Winter comes every year, and so does influenza. The influenza virus causes a predictable epidemic every year that sweeps through our country and takes the lives of 12,000-56,000 people. Many people are surprised to learn that influenza is consistently within the top ten causes of deaths in our country each year. Doctors have little to offer in effective treatments to combat the virus- preventing the disease with vaccination is our best defense.
Fortunately, when I recommend the influenza vaccine most of my patients receive it, and in doing so reduce their risk of severe illness. However, every year there are a number of patients who turn down the vaccine, patients that readily get other vaccines without a second thought. While they may see the benefit of vaccines in general, they sit on the fence when it comes to the flu shot. From my perspective, patients turn down the vaccine because of personal experiences, emotions, or the influence of social media. Unfortunately, science does not factor into the decision.
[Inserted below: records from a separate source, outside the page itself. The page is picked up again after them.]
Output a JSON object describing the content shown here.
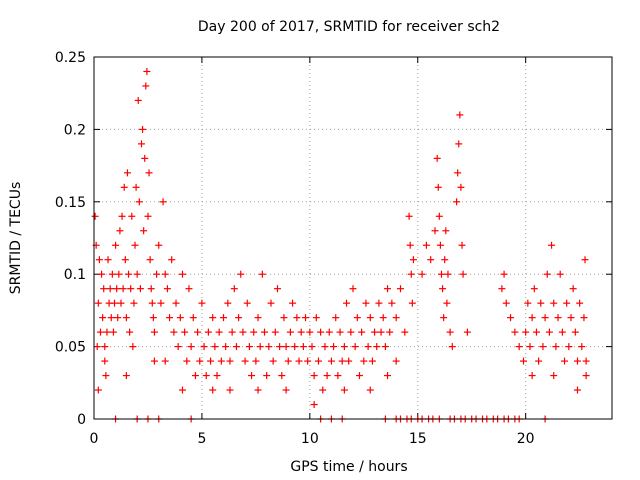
{
  "chart_data": {
    "type": "scatter",
    "title": "Day 200 of 2017, SRMTID for receiver sch2",
    "xlabel": "GPS time / hours",
    "ylabel": "SRMTID / TECUs",
    "xlim": [
      0,
      24
    ],
    "ylim": [
      0,
      0.25
    ],
    "xticks": [
      0,
      5,
      10,
      15,
      20
    ],
    "xtick_labels": [
      "0",
      "5",
      "10",
      "15",
      "20"
    ],
    "yticks": [
      0,
      0.05,
      0.1,
      0.15,
      0.2,
      0.25
    ],
    "ytick_labels": [
      "0",
      "0.05",
      "0.1",
      "0.15",
      "0.2",
      "0.25"
    ],
    "grid": true,
    "marker": "+",
    "color": "#ff0000",
    "series": [
      {
        "name": "SRMTID",
        "points": [
          [
            0.05,
            0.14
          ],
          [
            0.1,
            0.12
          ],
          [
            0.15,
            0.05
          ],
          [
            0.2,
            0.08
          ],
          [
            0.25,
            0.11
          ],
          [
            0.3,
            0.06
          ],
          [
            0.35,
            0.1
          ],
          [
            0.4,
            0.07
          ],
          [
            0.45,
            0.09
          ],
          [
            0.5,
            0.04
          ],
          [
            0.55,
            0.03
          ],
          [
            0.6,
            0.06
          ],
          [
            0.65,
            0.11
          ],
          [
            0.7,
            0.08
          ],
          [
            0.75,
            0.09
          ],
          [
            0.8,
            0.07
          ],
          [
            0.85,
            0.1
          ],
          [
            0.9,
            0.06
          ],
          [
            0.95,
            0.08
          ],
          [
            1.0,
            0.12
          ],
          [
            1.05,
            0.09
          ],
          [
            1.1,
            0.07
          ],
          [
            1.15,
            0.1
          ],
          [
            1.2,
            0.13
          ],
          [
            1.25,
            0.08
          ],
          [
            1.3,
            0.14
          ],
          [
            1.35,
            0.09
          ],
          [
            1.4,
            0.16
          ],
          [
            1.45,
            0.11
          ],
          [
            1.5,
            0.07
          ],
          [
            1.55,
            0.17
          ],
          [
            1.6,
            0.1
          ],
          [
            1.65,
            0.06
          ],
          [
            1.7,
            0.09
          ],
          [
            1.75,
            0.14
          ],
          [
            1.8,
            0.05
          ],
          [
            1.85,
            0.08
          ],
          [
            1.9,
            0.12
          ],
          [
            1.95,
            0.16
          ],
          [
            2.0,
            0.1
          ],
          [
            2.05,
            0.22
          ],
          [
            2.1,
            0.15
          ],
          [
            2.15,
            0.09
          ],
          [
            2.2,
            0.19
          ],
          [
            2.25,
            0.2
          ],
          [
            2.3,
            0.13
          ],
          [
            2.35,
            0.18
          ],
          [
            2.4,
            0.23
          ],
          [
            2.45,
            0.24
          ],
          [
            2.5,
            0.14
          ],
          [
            2.55,
            0.17
          ],
          [
            2.6,
            0.11
          ],
          [
            2.65,
            0.09
          ],
          [
            2.7,
            0.08
          ],
          [
            2.75,
            0.07
          ],
          [
            2.8,
            0.06
          ],
          [
            2.9,
            0.1
          ],
          [
            3.0,
            0.12
          ],
          [
            3.1,
            0.08
          ],
          [
            3.2,
            0.15
          ],
          [
            3.3,
            0.1
          ],
          [
            3.4,
            0.09
          ],
          [
            3.5,
            0.07
          ],
          [
            3.6,
            0.11
          ],
          [
            3.7,
            0.06
          ],
          [
            3.8,
            0.08
          ],
          [
            3.9,
            0.05
          ],
          [
            4.0,
            0.07
          ],
          [
            4.1,
            0.1
          ],
          [
            4.2,
            0.06
          ],
          [
            4.3,
            0.04
          ],
          [
            4.4,
            0.09
          ],
          [
            4.5,
            0.05
          ],
          [
            4.6,
            0.07
          ],
          [
            4.7,
            0.03
          ],
          [
            4.8,
            0.06
          ],
          [
            4.9,
            0.04
          ],
          [
            5.0,
            0.08
          ],
          [
            5.1,
            0.05
          ],
          [
            5.2,
            0.03
          ],
          [
            5.3,
            0.06
          ],
          [
            5.4,
            0.04
          ],
          [
            5.5,
            0.07
          ],
          [
            5.6,
            0.05
          ],
          [
            5.7,
            0.03
          ],
          [
            5.8,
            0.06
          ],
          [
            5.9,
            0.04
          ],
          [
            6.0,
            0.07
          ],
          [
            6.1,
            0.05
          ],
          [
            6.2,
            0.08
          ],
          [
            6.3,
            0.04
          ],
          [
            6.4,
            0.06
          ],
          [
            6.5,
            0.09
          ],
          [
            6.6,
            0.05
          ],
          [
            6.7,
            0.07
          ],
          [
            6.8,
            0.1
          ],
          [
            6.9,
            0.06
          ],
          [
            7.0,
            0.04
          ],
          [
            7.1,
            0.08
          ],
          [
            7.2,
            0.05
          ],
          [
            7.3,
            0.03
          ],
          [
            7.4,
            0.06
          ],
          [
            7.5,
            0.04
          ],
          [
            7.6,
            0.07
          ],
          [
            7.7,
            0.05
          ],
          [
            7.8,
            0.1
          ],
          [
            7.9,
            0.06
          ],
          [
            8.0,
            0.03
          ],
          [
            8.1,
            0.05
          ],
          [
            8.2,
            0.08
          ],
          [
            8.3,
            0.04
          ],
          [
            8.4,
            0.06
          ],
          [
            8.5,
            0.09
          ],
          [
            8.6,
            0.05
          ],
          [
            8.7,
            0.03
          ],
          [
            8.8,
            0.07
          ],
          [
            8.9,
            0.05
          ],
          [
            9.0,
            0.04
          ],
          [
            9.1,
            0.06
          ],
          [
            9.2,
            0.08
          ],
          [
            9.3,
            0.05
          ],
          [
            9.4,
            0.07
          ],
          [
            9.5,
            0.04
          ],
          [
            9.6,
            0.06
          ],
          [
            9.7,
            0.05
          ],
          [
            9.8,
            0.07
          ],
          [
            9.9,
            0.04
          ],
          [
            10.0,
            0.06
          ],
          [
            10.1,
            0.05
          ],
          [
            10.2,
            0.03
          ],
          [
            10.3,
            0.07
          ],
          [
            10.4,
            0.04
          ],
          [
            10.5,
            0.06
          ],
          [
            10.6,
            0.02
          ],
          [
            10.7,
            0.05
          ],
          [
            10.8,
            0.03
          ],
          [
            10.9,
            0.06
          ],
          [
            11.0,
            0.04
          ],
          [
            11.1,
            0.05
          ],
          [
            11.2,
            0.07
          ],
          [
            11.3,
            0.03
          ],
          [
            11.4,
            0.06
          ],
          [
            11.5,
            0.04
          ],
          [
            11.6,
            0.05
          ],
          [
            11.7,
            0.08
          ],
          [
            11.8,
            0.04
          ],
          [
            11.9,
            0.06
          ],
          [
            12.0,
            0.09
          ],
          [
            12.1,
            0.05
          ],
          [
            12.2,
            0.07
          ],
          [
            12.3,
            0.03
          ],
          [
            12.4,
            0.06
          ],
          [
            12.5,
            0.04
          ],
          [
            12.6,
            0.08
          ],
          [
            12.7,
            0.05
          ],
          [
            12.8,
            0.07
          ],
          [
            12.9,
            0.04
          ],
          [
            13.0,
            0.06
          ],
          [
            13.1,
            0.05
          ],
          [
            13.2,
            0.08
          ],
          [
            13.3,
            0.06
          ],
          [
            13.4,
            0.07
          ],
          [
            13.5,
            0.05
          ],
          [
            13.6,
            0.09
          ],
          [
            13.7,
            0.06
          ],
          [
            13.8,
            0.08
          ],
          [
            14.0,
            0.07
          ],
          [
            14.2,
            0.09
          ],
          [
            14.4,
            0.06
          ],
          [
            14.6,
            0.14
          ],
          [
            14.65,
            0.12
          ],
          [
            14.7,
            0.1
          ],
          [
            14.75,
            0.08
          ],
          [
            14.8,
            0.11
          ],
          [
            15.2,
            0.1
          ],
          [
            15.4,
            0.12
          ],
          [
            15.6,
            0.11
          ],
          [
            15.8,
            0.13
          ],
          [
            15.9,
            0.18
          ],
          [
            15.95,
            0.16
          ],
          [
            16.0,
            0.14
          ],
          [
            16.05,
            0.12
          ],
          [
            16.1,
            0.1
          ],
          [
            16.15,
            0.09
          ],
          [
            16.2,
            0.07
          ],
          [
            16.25,
            0.11
          ],
          [
            16.3,
            0.13
          ],
          [
            16.35,
            0.08
          ],
          [
            16.4,
            0.1
          ],
          [
            16.5,
            0.06
          ],
          [
            16.6,
            0.05
          ],
          [
            16.8,
            0.15
          ],
          [
            16.85,
            0.17
          ],
          [
            16.9,
            0.19
          ],
          [
            16.95,
            0.21
          ],
          [
            17.0,
            0.16
          ],
          [
            17.05,
            0.12
          ],
          [
            17.1,
            0.1
          ],
          [
            17.3,
            0.06
          ],
          [
            18.9,
            0.09
          ],
          [
            19.0,
            0.1
          ],
          [
            19.1,
            0.08
          ],
          [
            19.3,
            0.07
          ],
          [
            19.5,
            0.06
          ],
          [
            19.7,
            0.05
          ],
          [
            19.9,
            0.04
          ],
          [
            20.0,
            0.06
          ],
          [
            20.1,
            0.08
          ],
          [
            20.2,
            0.05
          ],
          [
            20.3,
            0.07
          ],
          [
            20.4,
            0.09
          ],
          [
            20.5,
            0.06
          ],
          [
            20.6,
            0.04
          ],
          [
            20.7,
            0.08
          ],
          [
            20.8,
            0.05
          ],
          [
            20.9,
            0.07
          ],
          [
            21.0,
            0.1
          ],
          [
            21.1,
            0.06
          ],
          [
            21.2,
            0.12
          ],
          [
            21.3,
            0.08
          ],
          [
            21.4,
            0.05
          ],
          [
            21.5,
            0.07
          ],
          [
            21.6,
            0.1
          ],
          [
            21.7,
            0.06
          ],
          [
            21.8,
            0.04
          ],
          [
            21.9,
            0.08
          ],
          [
            22.0,
            0.05
          ],
          [
            22.1,
            0.07
          ],
          [
            22.2,
            0.09
          ],
          [
            22.3,
            0.06
          ],
          [
            22.4,
            0.04
          ],
          [
            22.5,
            0.08
          ],
          [
            22.6,
            0.05
          ],
          [
            22.7,
            0.07
          ],
          [
            22.75,
            0.11
          ],
          [
            22.8,
            0.03
          ],
          [
            0.2,
            0.02
          ],
          [
            0.5,
            0.05
          ],
          [
            1.5,
            0.03
          ],
          [
            2.8,
            0.04
          ],
          [
            3.3,
            0.04
          ],
          [
            4.1,
            0.02
          ],
          [
            5.5,
            0.02
          ],
          [
            6.3,
            0.02
          ],
          [
            7.6,
            0.02
          ],
          [
            8.9,
            0.02
          ],
          [
            10.2,
            0.01
          ],
          [
            11.6,
            0.02
          ],
          [
            12.8,
            0.02
          ],
          [
            13.6,
            0.03
          ],
          [
            14.0,
            0.04
          ],
          [
            20.3,
            0.03
          ],
          [
            21.3,
            0.03
          ],
          [
            22.4,
            0.02
          ],
          [
            22.8,
            0.04
          ],
          [
            1.0,
            0.0
          ],
          [
            2.0,
            0.0
          ],
          [
            2.5,
            0.0
          ],
          [
            3.0,
            0.0
          ],
          [
            4.5,
            0.0
          ],
          [
            10.5,
            0.0
          ],
          [
            11.0,
            0.0
          ],
          [
            11.5,
            0.0
          ],
          [
            13.5,
            0.0
          ],
          [
            14.0,
            0.0
          ],
          [
            14.2,
            0.0
          ],
          [
            14.5,
            0.0
          ],
          [
            14.7,
            0.0
          ],
          [
            15.0,
            0.0
          ],
          [
            15.2,
            0.0
          ],
          [
            15.5,
            0.0
          ],
          [
            15.7,
            0.0
          ],
          [
            16.0,
            0.0
          ],
          [
            16.5,
            0.0
          ],
          [
            16.7,
            0.0
          ],
          [
            17.0,
            0.0
          ],
          [
            17.2,
            0.0
          ],
          [
            17.5,
            0.0
          ],
          [
            17.7,
            0.0
          ],
          [
            18.0,
            0.0
          ],
          [
            18.2,
            0.0
          ],
          [
            18.5,
            0.0
          ],
          [
            18.7,
            0.0
          ],
          [
            19.0,
            0.0
          ],
          [
            19.2,
            0.0
          ],
          [
            19.5,
            0.0
          ],
          [
            19.7,
            0.0
          ],
          [
            20.9,
            0.0
          ]
        ]
      }
    ]
  }
}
With this in mind, for those who are uncertain about the influenza vaccine for whatever reason or source of information, please consider these common situations and hear out my science-based response. Mull it over for the next time the influenza vaccine is encouraged for you.
“I have never had the flu. I don’t need it.”
For most years, any one individual is not likely to get ill with influenza. However, all it takes is one severe influenza infection to result in hospitalization or death. I like to think about this as I think about the use of seatbelts. Almost everyone puts on a seatbelt when they climb into a car to drive on the interstate freeway, and yet it is rare to be involved in a serious accident. We wear seatbelts to save our life in the unlikely event we are in a serious car crash. The same is true for influenza and the influenza vaccine: most of the time you won’t get influenza, but if you do, the vaccine could save your life.
“My relative/friend/someone-I-know got the flu shot and was sick all winter.”
The flu shot does not protect us from the many common cold viruses that circulate every winter. Most illnesses that occur after the flu shot – whether it is the next day or a month later- have nothing to do with vaccination. The influenza vaccine is not a live virus and cannot cause disease. The influenza vaccine should not be your scapegoat.
“I heard on the news that the vaccine is only 40% effective. I don’t want to bother getting it if it won’t help.”
Within this comment is a very important notion to discuss and clarify. It is true the influenza vaccine is not as effective as most of the other vaccines we have available. For example, the Measles vaccine is 97% effective in preventing Measles while the influenza vaccine is only about 40% effective most years. The very important concept to share is that protection from the flu vaccine is not an all-or-nothing, back-or-white situation. The vaccine almost always provides some level of protection. A better way to think about immunity from the influenza vaccine is in degrees or shades of color. For example, the vaccine may not prevent you from getting sick with influenza, but it may make the difference between missing work and spending a week in the hospital. Similarly, it may make the difference between becoming hospitalized verses respiratory failure and death. In other words, although the vaccine is not as good as we would like, it can still make a critical difference to save yours or your loved ones life.
If you are on the fence about the flu shot, think it over. The influenza virus comes every year without fail and causes thousands of deaths. The vaccine is our best defense and may save your life. Sitting on the fence won’t help you fight influenza, but the vaccine will.